Kollabiert die menschliche Psychotherapie? Machen Chatbots und Hirnchips Psycho- therapeuten überflüssig?

Einige Gedanken zum Status quo und zur absehbaren Zukunft der therapeutischen Interaktion von Mensch und Digitalem.

ERMÖGLICHEN CHATBOTS MEHR SELBSTBESTIMMUNG?


Fallen Phasen seelischer Not und hoher Bedürftigkeit nach therapeutischer Unterstützung zusammen mit langen Wartezeiten auf persönliche Betreuung zusammen mit immer ausgefeilteren digitalen Programmen (dank intensiver Forschung), die zudem freudig oder erleichtert aufgenommen und genutzt werden, nimmt Hilfesuche bei Chatbots zu und könnte der persönlichen Begleitung den Rang ablaufen. Dies mit hoher Wahrscheinlichkeit dann, wenn die „Nutzer“ die oben genannten Vorteile genießen wollen und sie die persönliche Konsultation zudem aufgrund wachsender Vertrautheit mit digitalen Programmen unterschiedlicher Art weniger bedeutsam finden. Da das Moment der Habituierung fundamental ist, sei nochmals hervorgehoben: Je vertrauter der Hilfesuchende mit digitaler Interaktion ist und diese maßgeblich zu seinem Lebensmilieu, seiner Lebensführung gehört (oder sie dominiert), desto näher steht sie ihm, desto „selbst-verständlicher“ (im wörtlichen Sinn) wird er zu digitalen Therapie-/Hilfeangeboten greifen, die zudem als heutzutage entscheidenden Faktor den subjektiven zeitlichen Präferenzen gegenüber offenstehen. Therapeutische Intervention und Begleitung ist „jederzeit“ möglich. Man muss keine Termine verabreden, keine planen, einhalten, absagen; man entzieht sich direkter sozialer Kontrolle im persönlichen Kontakt. Der Hilfesuchende ist weitgehend von Verpflichtungen frei (solange diese nicht offiziell kontrolliert werden, etwa im Rahmen von durch Krankenkassen getragenen Verschreibungen und Anwendungen).

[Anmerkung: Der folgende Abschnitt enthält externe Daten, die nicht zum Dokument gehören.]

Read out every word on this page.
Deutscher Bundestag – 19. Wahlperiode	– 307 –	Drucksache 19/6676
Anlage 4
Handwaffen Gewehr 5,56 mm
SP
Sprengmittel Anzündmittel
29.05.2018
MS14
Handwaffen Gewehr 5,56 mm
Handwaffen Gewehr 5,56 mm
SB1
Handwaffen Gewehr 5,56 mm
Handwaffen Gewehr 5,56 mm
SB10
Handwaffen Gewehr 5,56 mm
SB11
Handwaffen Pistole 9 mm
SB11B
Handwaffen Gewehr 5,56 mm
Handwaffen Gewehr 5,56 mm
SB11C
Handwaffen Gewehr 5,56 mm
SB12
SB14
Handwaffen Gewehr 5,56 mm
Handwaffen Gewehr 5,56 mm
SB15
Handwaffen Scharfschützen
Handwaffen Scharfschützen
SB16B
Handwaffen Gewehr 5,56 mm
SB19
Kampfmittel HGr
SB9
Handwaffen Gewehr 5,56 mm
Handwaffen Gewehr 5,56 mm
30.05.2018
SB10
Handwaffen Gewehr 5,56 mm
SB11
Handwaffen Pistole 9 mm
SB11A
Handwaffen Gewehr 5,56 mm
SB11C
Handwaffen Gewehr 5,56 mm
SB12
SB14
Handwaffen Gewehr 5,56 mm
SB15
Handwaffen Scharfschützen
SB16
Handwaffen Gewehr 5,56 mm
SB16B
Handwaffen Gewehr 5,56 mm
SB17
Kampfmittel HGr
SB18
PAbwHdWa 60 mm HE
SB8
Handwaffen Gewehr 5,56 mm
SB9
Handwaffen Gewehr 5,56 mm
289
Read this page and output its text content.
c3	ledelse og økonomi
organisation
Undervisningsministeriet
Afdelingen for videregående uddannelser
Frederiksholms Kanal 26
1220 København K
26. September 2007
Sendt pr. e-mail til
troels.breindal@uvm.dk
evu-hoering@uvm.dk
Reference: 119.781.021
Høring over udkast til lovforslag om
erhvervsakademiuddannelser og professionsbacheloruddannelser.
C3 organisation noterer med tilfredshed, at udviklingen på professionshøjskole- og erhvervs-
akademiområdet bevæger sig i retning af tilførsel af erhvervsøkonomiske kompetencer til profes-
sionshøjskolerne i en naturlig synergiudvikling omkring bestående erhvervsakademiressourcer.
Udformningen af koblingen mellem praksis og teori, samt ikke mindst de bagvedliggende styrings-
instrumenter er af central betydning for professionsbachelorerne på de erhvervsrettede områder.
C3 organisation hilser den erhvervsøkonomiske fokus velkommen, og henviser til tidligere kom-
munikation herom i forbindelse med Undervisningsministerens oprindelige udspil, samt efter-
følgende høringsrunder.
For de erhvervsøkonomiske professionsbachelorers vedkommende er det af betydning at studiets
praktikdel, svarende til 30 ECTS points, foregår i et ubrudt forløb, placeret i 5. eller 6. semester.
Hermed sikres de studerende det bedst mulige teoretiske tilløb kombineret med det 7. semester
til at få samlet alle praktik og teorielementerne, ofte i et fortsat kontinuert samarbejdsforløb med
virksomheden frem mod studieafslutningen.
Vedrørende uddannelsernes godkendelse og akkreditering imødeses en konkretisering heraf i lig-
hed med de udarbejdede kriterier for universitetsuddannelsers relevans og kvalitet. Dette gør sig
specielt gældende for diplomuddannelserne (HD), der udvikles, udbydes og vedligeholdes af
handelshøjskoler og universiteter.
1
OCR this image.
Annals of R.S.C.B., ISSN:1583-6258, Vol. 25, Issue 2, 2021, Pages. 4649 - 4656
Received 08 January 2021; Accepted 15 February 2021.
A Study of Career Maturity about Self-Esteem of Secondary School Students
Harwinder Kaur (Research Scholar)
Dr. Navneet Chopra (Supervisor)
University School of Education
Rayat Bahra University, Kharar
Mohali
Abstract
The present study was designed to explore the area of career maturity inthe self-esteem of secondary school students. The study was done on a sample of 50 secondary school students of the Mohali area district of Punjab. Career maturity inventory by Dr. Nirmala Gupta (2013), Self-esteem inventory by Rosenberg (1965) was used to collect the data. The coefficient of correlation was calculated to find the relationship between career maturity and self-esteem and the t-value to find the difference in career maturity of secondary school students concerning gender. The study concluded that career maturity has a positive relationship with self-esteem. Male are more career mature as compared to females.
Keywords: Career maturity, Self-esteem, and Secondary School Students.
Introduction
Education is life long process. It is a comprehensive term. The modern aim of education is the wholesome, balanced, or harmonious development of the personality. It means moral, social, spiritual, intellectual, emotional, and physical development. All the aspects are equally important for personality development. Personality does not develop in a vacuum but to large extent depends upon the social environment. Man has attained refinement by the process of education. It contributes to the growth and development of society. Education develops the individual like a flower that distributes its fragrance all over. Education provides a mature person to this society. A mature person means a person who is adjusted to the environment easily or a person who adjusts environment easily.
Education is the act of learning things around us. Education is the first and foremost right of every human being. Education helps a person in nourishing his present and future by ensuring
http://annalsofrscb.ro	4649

Insofern scheint der Klient selbstbestimmter agieren zu können als in personaler Therapie. Das erscheint für eine wachsende Anzahl von Hilfesuchenden attraktiv. Diese Hypothese trifft offenbar vorzugsweise auf formale Aspekte zu (Zeit, Ort, Dauer etc.), inhaltlich indes wird der Klient oder Patient an die Hand genommen.

Der Hilfesuchende wird durch insbesondere behavioral und spielpsychologisch fundierte Programme/ Agenten/Avatare/Chatbots, durch Frage- und Aufgabenstellungen, mehr oder weniger offenbar geführt, gelenkt, überprüft; seine Aktionen werden bewertet, das Programm entscheidet, ob er im Level aufsteigt, welche Belohnung angemessen ist und dergleichen. Spielpsychologische Charakteristika sorgen, so die Hypothese von Forschung, Empirie, Weiterentwicklern und Vertreibern, für Dabeibleiben, Mitmachen, Entwicklung seitens des Klienten. Heilung, Genesung, Wohlbefinden, Verbesserungsempfindungen, kurz: Fortschritte werden pragmatisch verstanden, als Realisieren erwünschter Folgen, die sich in den Konzepten Wohlbefinden und Handlungssouveränität manifestieren.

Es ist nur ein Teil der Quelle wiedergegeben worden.